The last few days have been busy – we now have 5 females equipped with heart rate monitors; Norna, Sally, Jolie, Helga and Treble. All are doing well and caring for their pups. Looking after a pup on a crowded colony isn’t simply a case of providing the pup with adequate milk – the mothers have to make sure their pups do not wander off, make sure that neighbouring mothers don’t bite the pup, and make sure that any adult males don’t charge past and accidentally crush the pup. All this requires the mother to be pretty vigilant. But, from our previous studies, we know that some mums are more ‘watchful’ than others – the mums seem to have individually differing behavioural types, where some regularly check on their pups, whilst others do so very infrequently. Our work last year, and continuing this year, is to uncover the physiological basis of these differences in behaviour (or ‘personality’ if you like), through monitoring individual differences in heart rates.
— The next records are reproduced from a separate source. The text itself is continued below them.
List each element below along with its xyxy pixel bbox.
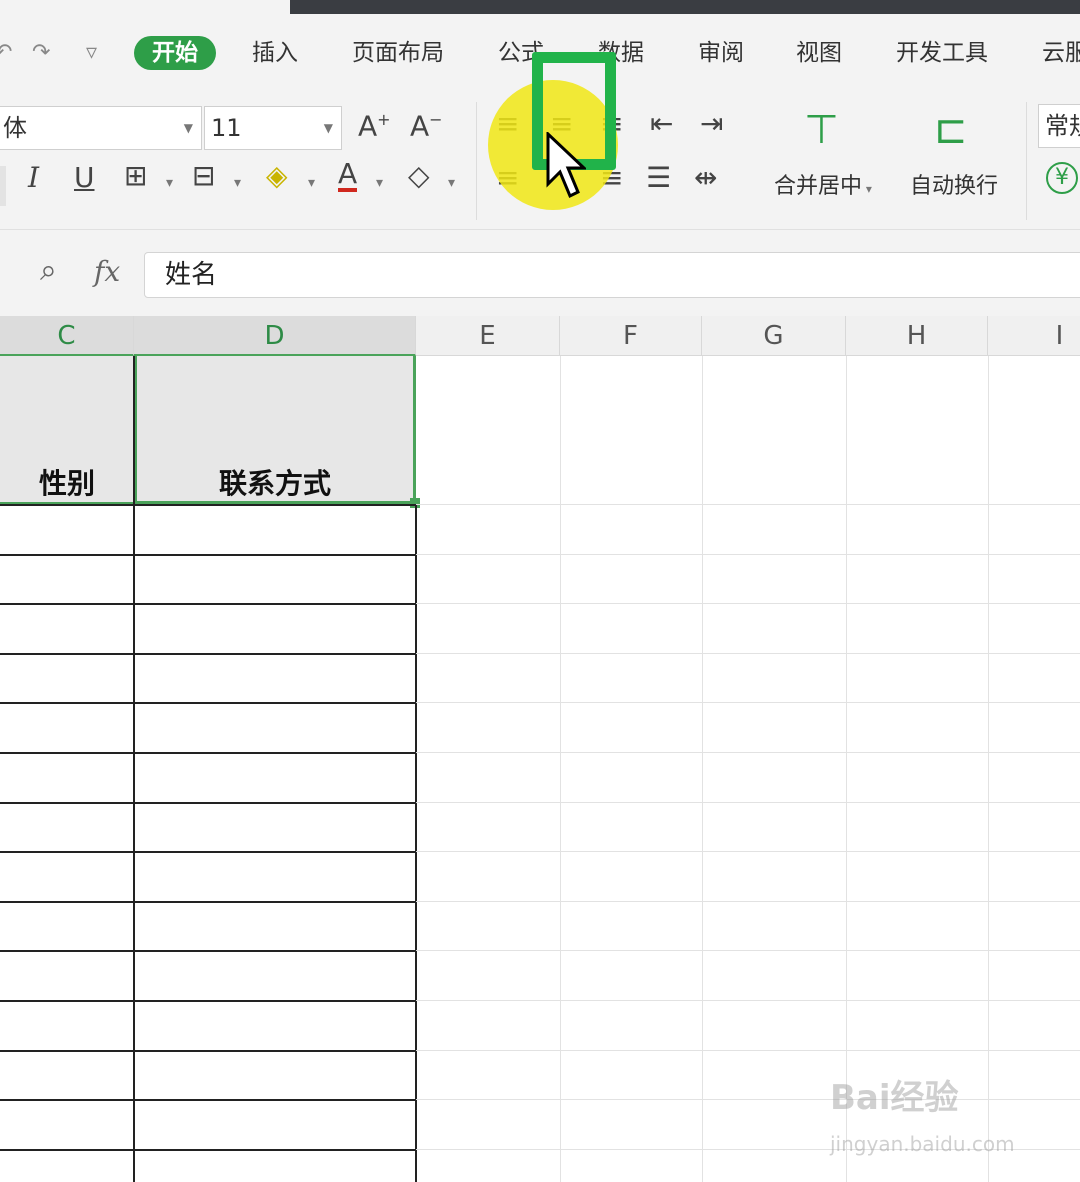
merge-center-label: 合并居中	[774, 174, 863, 199]
chevron-down-icon: ▼	[323, 121, 333, 135]
table-row-line	[0, 802, 416, 804]
table-row-line	[0, 752, 416, 754]
column-header-g[interactable]: G	[702, 316, 846, 356]
italic-icon[interactable]: I	[28, 164, 39, 192]
number-format-select[interactable]: 常规	[1038, 104, 1080, 148]
grid-column-line	[702, 356, 703, 1182]
justify-icon[interactable]: ☰	[646, 164, 671, 192]
currency-icon[interactable]: ¥	[1046, 162, 1078, 194]
grid-row-line	[416, 1000, 1080, 1001]
tab-insert[interactable]: 插入	[252, 36, 298, 70]
grid-column-line	[560, 356, 561, 1182]
clear-format-icon[interactable]: ◇	[408, 162, 430, 190]
distributed-align-icon[interactable]: ⇹	[694, 164, 717, 192]
table-row-line	[0, 702, 416, 704]
quick-access-dropdown-icon[interactable]: ▿	[86, 40, 97, 65]
currency-symbol: ¥	[1055, 165, 1069, 190]
fill-color-icon[interactable]: ◈	[266, 162, 288, 190]
grid-row-line	[416, 1050, 1080, 1051]
mouse-pointer-icon	[546, 132, 586, 199]
grid-row-line	[416, 702, 1080, 703]
wrap-text-button[interactable]: 自动换行	[910, 168, 998, 200]
chevron-down-icon: ▼	[183, 121, 193, 135]
column-header-d[interactable]: D	[134, 316, 416, 356]
column-header-f[interactable]: F	[560, 316, 702, 356]
underline-icon[interactable]: U	[74, 164, 95, 192]
selection-border	[134, 356, 416, 504]
tab-developer[interactable]: 开发工具	[896, 36, 988, 70]
spreadsheet-grid: C D E F G H I 性别 联系方式 Bai经验 jingyan.baid…	[0, 316, 1080, 1182]
fx-icon[interactable]: fx	[94, 258, 120, 286]
chevron-down-icon[interactable]: ▾	[448, 176, 455, 190]
decrease-indent-icon[interactable]: ⇤	[650, 110, 673, 138]
grid-column-line	[988, 356, 989, 1182]
table-border-line	[133, 504, 135, 1182]
font-color-icon[interactable]: A	[338, 160, 358, 192]
column-header-i[interactable]: I	[988, 316, 1080, 356]
grid-row-line	[416, 653, 1080, 654]
chevron-down-icon[interactable]: ▾	[234, 176, 241, 190]
table-row-line	[0, 1149, 416, 1151]
wrap-text-icon[interactable]: ⊏	[934, 110, 968, 150]
table-row-line	[0, 554, 416, 556]
undo-icon[interactable]: ↶	[0, 40, 12, 65]
zoom-icon[interactable]: ⌕	[40, 256, 57, 286]
border-icon[interactable]: ⊞	[124, 162, 147, 190]
table-row-line	[0, 1099, 416, 1101]
title-strip-dark	[290, 0, 1080, 14]
grid-row-line	[416, 603, 1080, 604]
grid-column-line	[846, 356, 847, 1182]
tab-view[interactable]: 视图	[796, 36, 842, 70]
watermark-url: jingyan.baidu.com	[830, 1132, 1015, 1156]
title-strip	[0, 0, 1080, 14]
table-row-line	[0, 603, 416, 605]
grid-row-line	[416, 752, 1080, 753]
column-header-c[interactable]: C	[0, 316, 134, 356]
increase-indent-icon[interactable]: ⇥	[700, 110, 723, 138]
font-size-select[interactable]: 11 ▼	[204, 106, 342, 150]
table-row-line	[0, 851, 416, 853]
grid-row-line	[416, 802, 1080, 803]
font-name-value: 体	[3, 114, 27, 142]
bold-icon[interactable]	[0, 166, 6, 206]
chevron-down-icon[interactable]: ▾	[166, 176, 173, 190]
font-size-value: 11	[211, 114, 242, 142]
table-row-line	[0, 1050, 416, 1052]
table-row-line	[0, 1000, 416, 1002]
header-cell-gender[interactable]: 性别	[0, 356, 134, 504]
watermark-brand: Bai经验	[830, 1078, 959, 1118]
number-format-value: 常规	[1045, 112, 1080, 140]
column-header-e[interactable]: E	[416, 316, 560, 356]
formula-bar: ⌕ fx 姓名	[0, 230, 1080, 316]
merge-center-button[interactable]: 合并居中 ▾	[774, 168, 872, 200]
table-row-line	[0, 901, 416, 903]
decrease-font-icon[interactable]: A−	[410, 112, 443, 140]
table-border-line	[415, 504, 417, 1182]
table-row-line	[0, 950, 416, 952]
tab-cloud[interactable]: 云服	[1042, 36, 1080, 70]
font-name-select[interactable]: 体 ▼	[0, 106, 202, 150]
grid-row-line	[416, 1099, 1080, 1100]
table-row-line	[0, 653, 416, 655]
chevron-down-icon[interactable]: ▾	[376, 176, 383, 190]
increase-font-icon[interactable]: A+	[358, 112, 391, 140]
formula-input[interactable]: 姓名	[144, 252, 1080, 298]
grid-row-line	[416, 851, 1080, 852]
tab-home[interactable]: 开始	[134, 36, 216, 70]
table-border-line	[133, 356, 135, 504]
column-header-h[interactable]: H	[846, 316, 988, 356]
ribbon-divider	[1026, 102, 1027, 220]
chevron-down-icon[interactable]: ▾	[308, 176, 315, 190]
tab-page-layout[interactable]: 页面布局	[352, 36, 444, 70]
cell-style-icon[interactable]: ⊟	[192, 162, 215, 190]
ribbon-divider	[476, 102, 477, 220]
tab-review[interactable]: 审阅	[698, 36, 744, 70]
grid-row-line	[416, 504, 1080, 505]
grid-row-line	[416, 950, 1080, 951]
redo-icon[interactable]: ↷	[32, 40, 50, 65]
table-row-line	[0, 504, 416, 506]
grid-row-line	[416, 901, 1080, 902]
grid-row-line	[416, 554, 1080, 555]
merge-center-icon[interactable]: ⊤	[804, 110, 839, 150]
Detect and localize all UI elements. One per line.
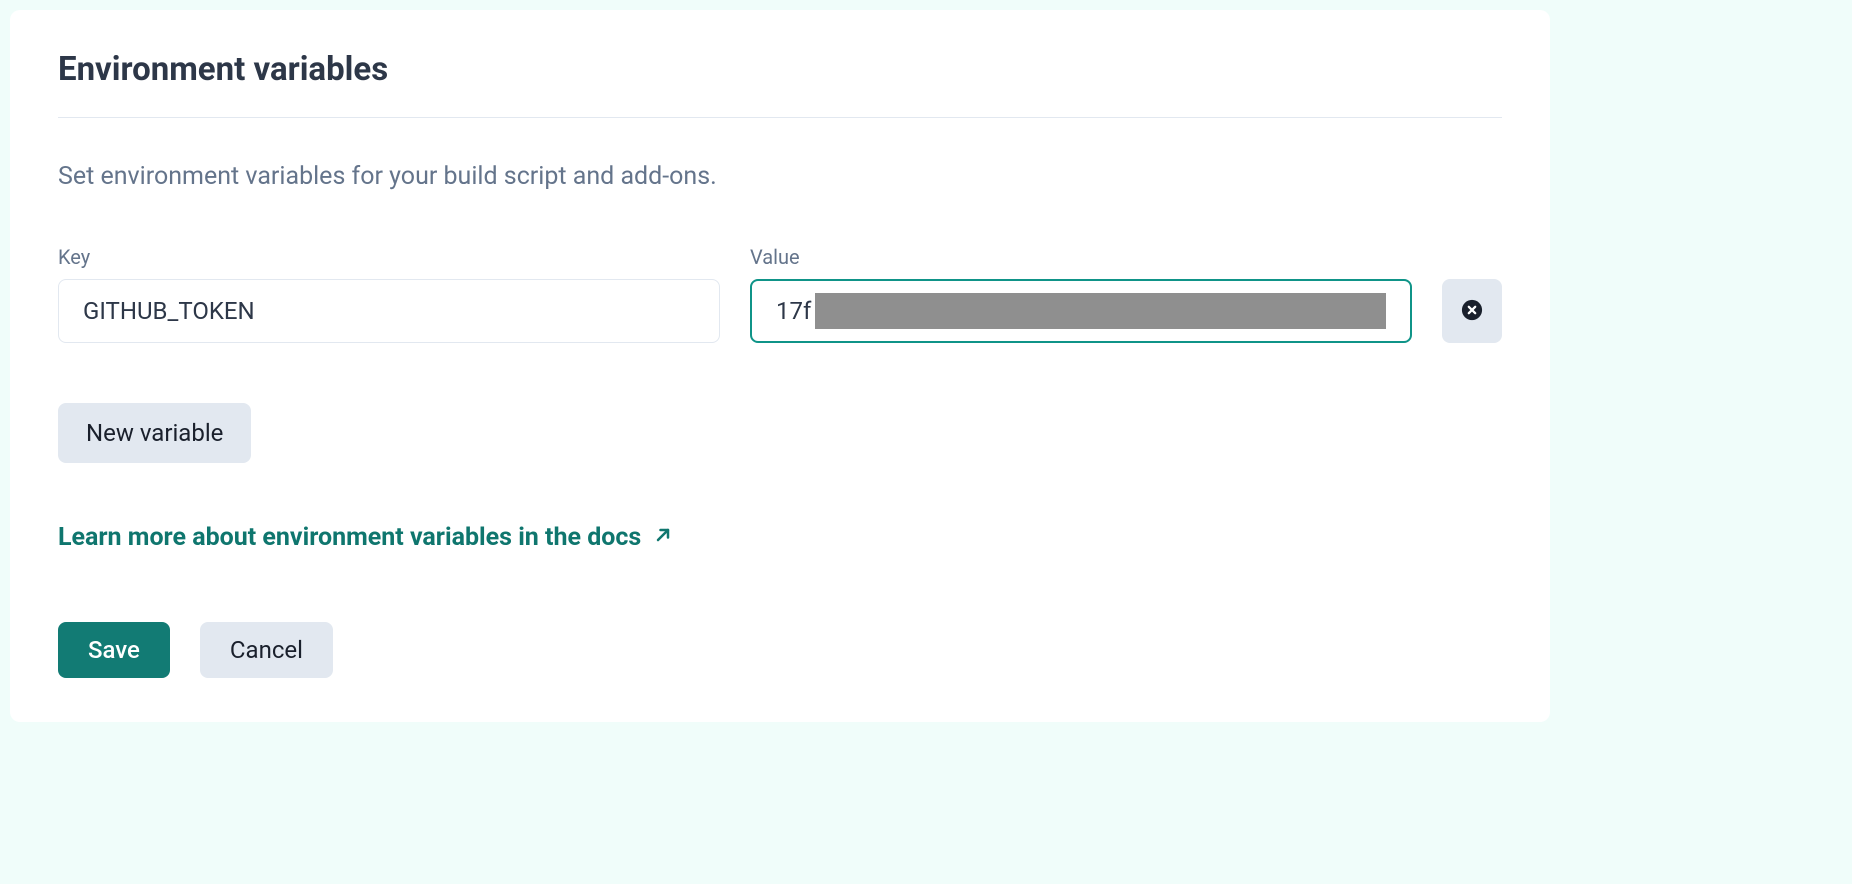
value-label: Value	[750, 245, 1412, 269]
docs-link-text: Learn more about environment variables i…	[58, 523, 641, 552]
external-link-icon	[653, 523, 673, 552]
section-title: Environment variables	[58, 50, 1502, 89]
redacted-value	[815, 293, 1386, 329]
value-field-group: Value 17f	[750, 245, 1412, 343]
docs-link[interactable]: Learn more about environment variables i…	[58, 523, 673, 552]
delete-icon	[1461, 299, 1483, 324]
section-description: Set environment variables for your build…	[58, 162, 1502, 191]
divider	[58, 117, 1502, 118]
new-variable-button[interactable]: New variable	[58, 403, 251, 463]
delete-variable-button[interactable]	[1442, 279, 1502, 343]
env-variables-card: Environment variables Set environment va…	[10, 10, 1550, 722]
key-field-group: Key	[58, 245, 720, 343]
cancel-button[interactable]: Cancel	[200, 622, 333, 678]
key-input[interactable]	[58, 279, 720, 343]
value-prefix: 17f	[776, 297, 811, 325]
variable-row: Key Value 17f	[58, 245, 1502, 343]
save-button[interactable]: Save	[58, 622, 170, 678]
value-input[interactable]: 17f	[750, 279, 1412, 343]
key-label: Key	[58, 245, 720, 269]
actions-row: Save Cancel	[58, 622, 1502, 678]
Perhaps the most time consuming part of this work is the behavioural observations – essential to find out what the mothers actually do. Amy and Hayley have been busy watching our seals from dawn till dusk, collecting behavioural observations and video footage on all of our tagged mothers. This behavioural information will be used to assess how attentive the different mothers are of their pups, and to measure how much time each mothers spends in other activities, such as aggression with neighbours.
We will also be able to use these behavioural data to compare against the heart rate traces, to examine how heart rate changes with different behaviours, such as aggression with neighbours, and to get an indication of how stressful the breeding season is for these seals. What is more, we hope our behavioural and heart rate data will show us how each of these mothers differ in their ability to cope with the stress of a typical breeding season.